A more or less equally tempered C drone opens the first track, “A Better Path to the Water.” Gentle flute-like melodies come from the trombone. Vague rhythmic patterns and ambient effects appear and disappear at unexpected intervals, as the trombone becomes more recognizable as itself, and then deconstructs the melody. A second horn voice introduces itself, and converses with the first. The sounds play strange intervals, invoking unusual harmonics as beat frequencies introduce themselves, and then make discreet exits. From time to time, a contrasting sound rises out of nowhere and breaks the hypnotic effect of the drones. These end in a series of startling melodies.

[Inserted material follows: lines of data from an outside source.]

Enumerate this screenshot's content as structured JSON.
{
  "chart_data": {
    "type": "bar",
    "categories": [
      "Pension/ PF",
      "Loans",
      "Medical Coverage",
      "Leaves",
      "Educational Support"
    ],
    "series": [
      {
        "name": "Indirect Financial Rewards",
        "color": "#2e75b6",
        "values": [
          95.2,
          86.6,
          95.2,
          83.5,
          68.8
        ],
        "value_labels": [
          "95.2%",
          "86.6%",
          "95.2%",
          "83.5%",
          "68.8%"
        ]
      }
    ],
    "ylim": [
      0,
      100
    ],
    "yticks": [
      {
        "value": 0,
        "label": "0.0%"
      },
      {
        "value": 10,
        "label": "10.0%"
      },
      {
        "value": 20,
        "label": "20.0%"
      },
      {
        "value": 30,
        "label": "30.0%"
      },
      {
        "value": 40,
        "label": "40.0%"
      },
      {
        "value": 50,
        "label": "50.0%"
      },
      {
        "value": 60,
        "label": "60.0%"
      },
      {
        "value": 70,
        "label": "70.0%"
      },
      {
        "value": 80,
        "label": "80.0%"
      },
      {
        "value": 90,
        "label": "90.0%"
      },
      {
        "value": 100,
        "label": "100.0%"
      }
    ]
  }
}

“With Trombone and Organ” opens with long tones and suggestions of sombre chords on the organ over which the trombone hangs contemplative melodies. This is explored with a number of variations.
The final track “130801” Is a lengthy piece that begins with rubbery low tones that jump and glide to different intervals. Trombone and other sounds weave in and out to startling effect. As the track progresses, the sounds take the listener through strange labyrinthine corridors of their own psyches..

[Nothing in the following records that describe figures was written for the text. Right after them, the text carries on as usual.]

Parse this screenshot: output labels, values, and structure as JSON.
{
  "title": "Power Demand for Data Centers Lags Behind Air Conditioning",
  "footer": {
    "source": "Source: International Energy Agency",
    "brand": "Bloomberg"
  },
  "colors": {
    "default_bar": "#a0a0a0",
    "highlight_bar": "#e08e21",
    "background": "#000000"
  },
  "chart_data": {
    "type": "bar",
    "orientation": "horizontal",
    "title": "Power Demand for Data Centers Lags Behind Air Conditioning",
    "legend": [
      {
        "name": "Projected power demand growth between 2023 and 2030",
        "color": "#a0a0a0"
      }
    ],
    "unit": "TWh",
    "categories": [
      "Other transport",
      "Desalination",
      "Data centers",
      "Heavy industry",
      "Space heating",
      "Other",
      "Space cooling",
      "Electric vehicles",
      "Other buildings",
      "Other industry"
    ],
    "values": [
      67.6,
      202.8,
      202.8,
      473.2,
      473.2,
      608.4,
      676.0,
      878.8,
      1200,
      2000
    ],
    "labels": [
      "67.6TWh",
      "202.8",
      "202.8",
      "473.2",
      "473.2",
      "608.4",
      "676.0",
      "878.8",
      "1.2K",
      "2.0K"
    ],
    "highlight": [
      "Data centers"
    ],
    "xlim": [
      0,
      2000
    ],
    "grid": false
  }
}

It is clear that the duo is using harmonics and frequencies to produce binaural effects upon the listener. This is a more “out” variation on a similar procedure used in some new age type recordings. UllU, however, take much greater artistic license, are more adventurous and daring in their application of this specific sound process, and I dare say, may be a little dangerous. Yet the danger is part of what give this recording its value. This is not “music” as most people would understand the word; although it is, indeed music. There are no songs, jams, or grooves. However, if you’re looking to experience a soundscape that concentrates almost exclusively on the psycho acoustic effects of sound, frequency, and intervals, UllU provides a worthwhile experience. You can’t dance to this; but you will trip out.